O Brasil é reconhecido por sua vasta biodiversidade e também pelo título de um dos maiores consumidores globais de agrotóxicos. Essa contradição alimenta um desafio crescente e perigoso para a saúde: a contaminação de plantas medicinais por produtos químicos e o impacto desse uso para as Práticas Integrativas e Complementares em Saúde (Pics).

Foi este o alerta levado pelo Conselho Nacional de Saúde (CNS) ao 3º Congresso Mundial de Medicina Tradicional, Complementar e Integrativa (3º WCTCIM), realizado neste mês de outubro na cidade do Rio de Janeiro. Para Vânia Leite, conselheira nacional de saúde que integra a Comissão Intersetorial de Saúde Indígena do CNS, a medicina indígena e o uso tradicional de fitoterápicos são impactados negativamente pelo excessivo uso de veneno no solo, comprometendo a segurança e a eficácia dos tratamentos previstos no âmbito das Pics.

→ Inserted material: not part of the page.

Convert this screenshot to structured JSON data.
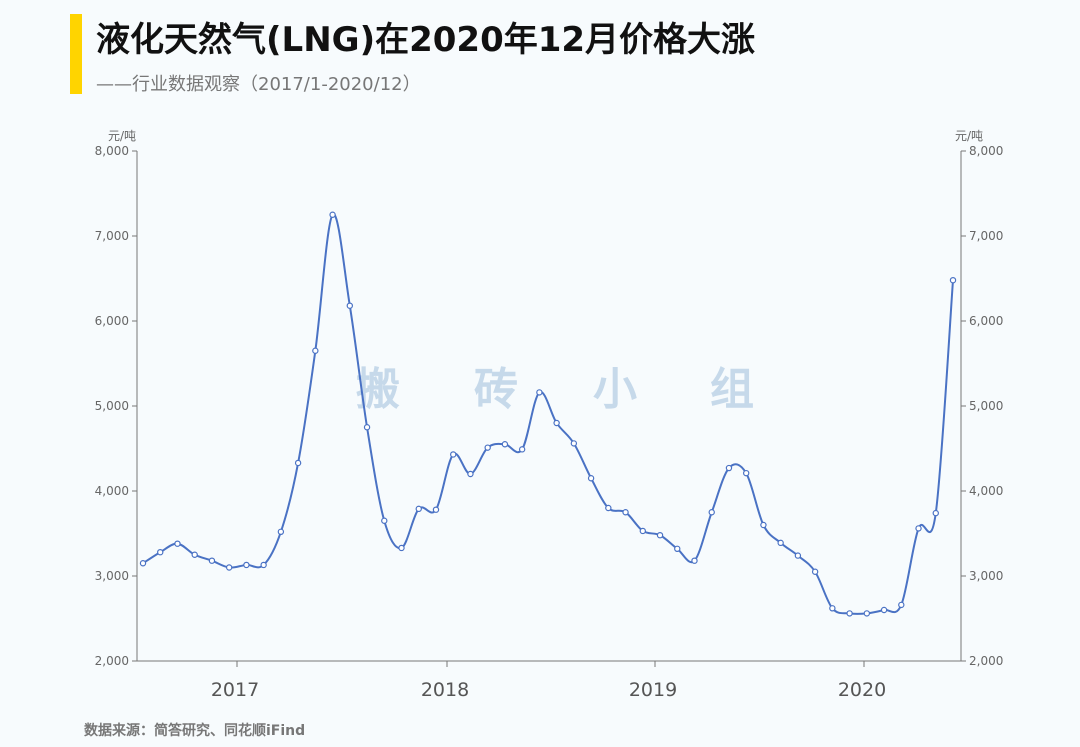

Durante sua participação no 3º WCTCIM, a conselheira levantou uma preocupação fundamental sobre como muitas plantas medicinais, especialmente aquelas cultivadas próximas a lavouras convencionais, estão sujeitas à contaminação por agrotóxicos. “Isso compromete sua segurança de uso e representa um risco direto à saúde da população que depende dessas plantas”, denunciou Vânia.

Ascom CNS
Ascom CNS

A gravidade do tema é amplificada pelo cenário nacional do uso de pesticidas. Dados levantados pela WWF-Brasil apontam que o uso de agrotóxicos no nosso país praticamente dobrou entre 2010 e 2021. Entre 2010 e 2019, o Ministério da Saúde registrou a intoxicação por agrotóxicos de 56.870 pessoas, com estimativas de que a subnotificação seja da ordem de 1 para 50 casos, o que torna a exposição a essas substâncias uma séria questão de saúde pública.

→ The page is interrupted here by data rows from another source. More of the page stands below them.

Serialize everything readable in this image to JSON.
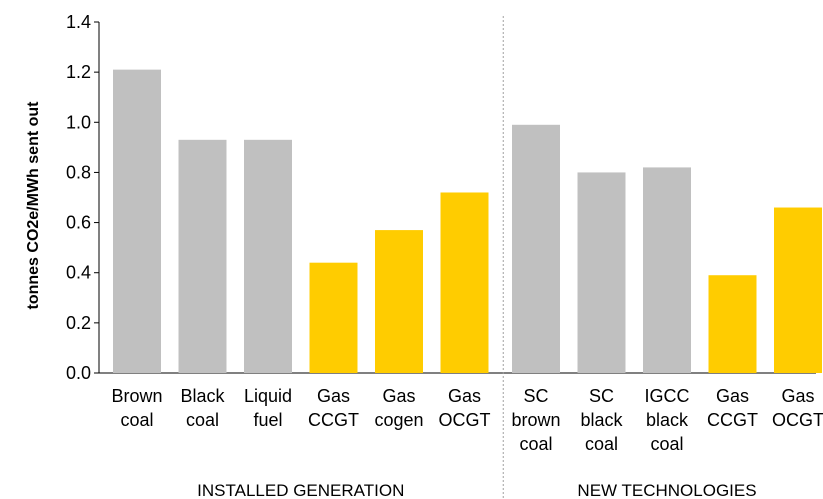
{
  "chart_data": {
    "type": "bar",
    "ylabel": "tonnes CO2e/MWh sent out",
    "ylim": [
      0,
      1.4
    ],
    "yticks": [
      "0.0",
      "0.2",
      "0.4",
      "0.6",
      "0.8",
      "1.0",
      "1.2",
      "1.4"
    ],
    "grid": false,
    "colors": {
      "grey": "#c0c0c0",
      "yellow": "#ffcc00"
    },
    "groups": [
      {
        "label": "INSTALLED GENERATION",
        "bars": [
          {
            "label": [
              "Brown",
              "coal"
            ],
            "value": 1.21,
            "color": "grey"
          },
          {
            "label": [
              "Black",
              "coal"
            ],
            "value": 0.93,
            "color": "grey"
          },
          {
            "label": [
              "Liquid",
              "fuel"
            ],
            "value": 0.93,
            "color": "grey"
          },
          {
            "label": [
              "Gas",
              "CCGT"
            ],
            "value": 0.44,
            "color": "yellow"
          },
          {
            "label": [
              "Gas",
              "cogen"
            ],
            "value": 0.57,
            "color": "yellow"
          },
          {
            "label": [
              "Gas",
              "OCGT"
            ],
            "value": 0.72,
            "color": "yellow"
          }
        ]
      },
      {
        "label": "NEW TECHNOLOGIES",
        "bars": [
          {
            "label": [
              "SC",
              "brown",
              "coal"
            ],
            "value": 0.99,
            "color": "grey"
          },
          {
            "label": [
              "SC",
              "black",
              "coal"
            ],
            "value": 0.8,
            "color": "grey"
          },
          {
            "label": [
              "IGCC",
              "black",
              "coal"
            ],
            "value": 0.82,
            "color": "grey"
          },
          {
            "label": [
              "Gas",
              "CCGT"
            ],
            "value": 0.39,
            "color": "yellow"
          },
          {
            "label": [
              "Gas",
              "OCGT"
            ],
            "value": 0.66,
            "color": "yellow"
          }
        ]
      }
    ]
  }
}
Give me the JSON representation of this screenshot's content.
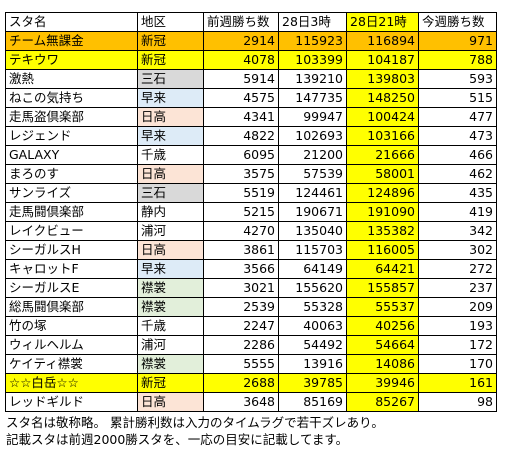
{
  "colors": {
    "orange": "#FFC000",
    "yellow": "#FFFF00",
    "light_yellow": "#FFFF66",
    "gray": "#D9D9D9",
    "blue": "#DDEBF7",
    "pink": "#FCE4D6",
    "green": "#E2EFDA",
    "white": "#FFFFFF"
  },
  "table": {
    "headers": [
      "スタ名",
      "地区",
      "前週勝ち数",
      "28日3時",
      "28日21時",
      "今週勝ち数"
    ],
    "header_bg": [
      "white",
      "white",
      "white",
      "white",
      "yellow",
      "white"
    ],
    "rows": [
      {
        "cells": [
          "チーム無課金",
          "新冠",
          "2914",
          "115923",
          "116894",
          "971"
        ],
        "bg": [
          "orange",
          "orange",
          "orange",
          "orange",
          "orange",
          "orange"
        ]
      },
      {
        "cells": [
          "テキウワ",
          "新冠",
          "4078",
          "103399",
          "104187",
          "788"
        ],
        "bg": [
          "yellow",
          "yellow",
          "yellow",
          "yellow",
          "yellow",
          "yellow"
        ]
      },
      {
        "cells": [
          "激熱",
          "三石",
          "5914",
          "139210",
          "139803",
          "593"
        ],
        "bg": [
          "white",
          "gray",
          "white",
          "white",
          "yellow",
          "white"
        ]
      },
      {
        "cells": [
          "ねこの気持ち",
          "早来",
          "4575",
          "147735",
          "148250",
          "515"
        ],
        "bg": [
          "white",
          "blue",
          "white",
          "white",
          "yellow",
          "white"
        ]
      },
      {
        "cells": [
          "走馬盗倶楽部",
          "日高",
          "4341",
          "99947",
          "100424",
          "477"
        ],
        "bg": [
          "white",
          "pink",
          "white",
          "white",
          "yellow",
          "white"
        ]
      },
      {
        "cells": [
          "レジェンド",
          "早来",
          "4822",
          "102693",
          "103166",
          "473"
        ],
        "bg": [
          "white",
          "blue",
          "white",
          "white",
          "yellow",
          "white"
        ]
      },
      {
        "cells": [
          "GALAXY",
          "千歳",
          "6095",
          "21200",
          "21666",
          "466"
        ],
        "bg": [
          "white",
          "white",
          "white",
          "white",
          "yellow",
          "white"
        ]
      },
      {
        "cells": [
          "まろのす",
          "日高",
          "3575",
          "57539",
          "58001",
          "462"
        ],
        "bg": [
          "white",
          "pink",
          "white",
          "white",
          "yellow",
          "white"
        ]
      },
      {
        "cells": [
          "サンライズ",
          "三石",
          "5519",
          "124461",
          "124896",
          "435"
        ],
        "bg": [
          "white",
          "gray",
          "white",
          "white",
          "yellow",
          "white"
        ]
      },
      {
        "cells": [
          "走馬闘倶楽部",
          "静内",
          "5215",
          "190671",
          "191090",
          "419"
        ],
        "bg": [
          "white",
          "white",
          "white",
          "white",
          "yellow",
          "white"
        ]
      },
      {
        "cells": [
          "レイクビュー",
          "浦河",
          "4270",
          "135040",
          "135382",
          "342"
        ],
        "bg": [
          "white",
          "white",
          "white",
          "white",
          "yellow",
          "white"
        ]
      },
      {
        "cells": [
          "シーガルスH",
          "日高",
          "3861",
          "115703",
          "116005",
          "302"
        ],
        "bg": [
          "white",
          "pink",
          "white",
          "white",
          "yellow",
          "white"
        ]
      },
      {
        "cells": [
          "キャロットF",
          "早来",
          "3566",
          "64149",
          "64421",
          "272"
        ],
        "bg": [
          "white",
          "blue",
          "white",
          "white",
          "yellow",
          "white"
        ]
      },
      {
        "cells": [
          "シーガルスE",
          "襟裳",
          "3021",
          "155620",
          "155857",
          "237"
        ],
        "bg": [
          "white",
          "green",
          "white",
          "white",
          "yellow",
          "white"
        ]
      },
      {
        "cells": [
          "総馬闘倶楽部",
          "襟裳",
          "2539",
          "55328",
          "55537",
          "209"
        ],
        "bg": [
          "white",
          "green",
          "white",
          "white",
          "yellow",
          "white"
        ]
      },
      {
        "cells": [
          "竹の塚",
          "千歳",
          "2247",
          "40063",
          "40256",
          "193"
        ],
        "bg": [
          "white",
          "white",
          "white",
          "white",
          "yellow",
          "white"
        ]
      },
      {
        "cells": [
          "ウィルヘルム",
          "浦河",
          "2286",
          "54492",
          "54664",
          "172"
        ],
        "bg": [
          "white",
          "white",
          "white",
          "white",
          "yellow",
          "white"
        ]
      },
      {
        "cells": [
          "ケイティ襟裳",
          "襟裳",
          "5555",
          "13916",
          "14086",
          "170"
        ],
        "bg": [
          "white",
          "green",
          "white",
          "white",
          "yellow",
          "white"
        ]
      },
      {
        "cells": [
          "☆☆白岳☆☆",
          "新冠",
          "2688",
          "39785",
          "39946",
          "161"
        ],
        "bg": [
          "yellow",
          "yellow",
          "yellow",
          "yellow",
          "yellow",
          "yellow"
        ]
      },
      {
        "cells": [
          "レッドギルド",
          "日高",
          "3648",
          "85169",
          "85267",
          "98"
        ],
        "bg": [
          "white",
          "pink",
          "white",
          "white",
          "yellow",
          "white"
        ]
      }
    ]
  },
  "notes": [
    "スタ名は敬称略。 累計勝利数は入力のタイムラグで若干ズレあり。",
    "記載スタは前週2000勝スタを、一応の目安に記載してます。"
  ]
}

A intoxicação por agrotóxicos, seja aguda ou crônica, tem sido associada cientificamente a uma série de agravos à saúde humana. Trabalhadores rurais, em particular, estão sujeitos a danos nos sistemas nervoso, respiratório, reprodutivo e endócrino, além do maior risco para câncer. A população em geral também está suscetível à exposição múltipla por meio do consumo de alimentos e água contaminados, e a presença de agrotóxicos já foi detectada em amostras de sangue, urina e até leite materno.

Quando as plantas medicinais, que deveriam ser fontes de cura, absorvem esses resíduos de agrotóxicos devido à proximidade de lavouras ou à dispersão ambiental, o risco é dobrado. O potencial terapêutico é comprometido e a ingestão pode levar à exposição inadvertida a substâncias tóxicas.
Sistema nacional para plantas medicinais

A carência de um sistema nacional eficaz para monitorar e fiscalizar a comercialização e coleta de plantas medicinais, especialmente as de extrativismo na natureza, agrava o problema da segurança, segundo Vânia. Embora normativas da Anvisa exijam a análise de resíduos de agrotóxicos em fitoterápicos, a dificuldade de garantir a qualidade na cadeia produtiva, sobretudo nas plantas colhidas em ambientes rurais sujeitos à deriva de pesticidas, permanece.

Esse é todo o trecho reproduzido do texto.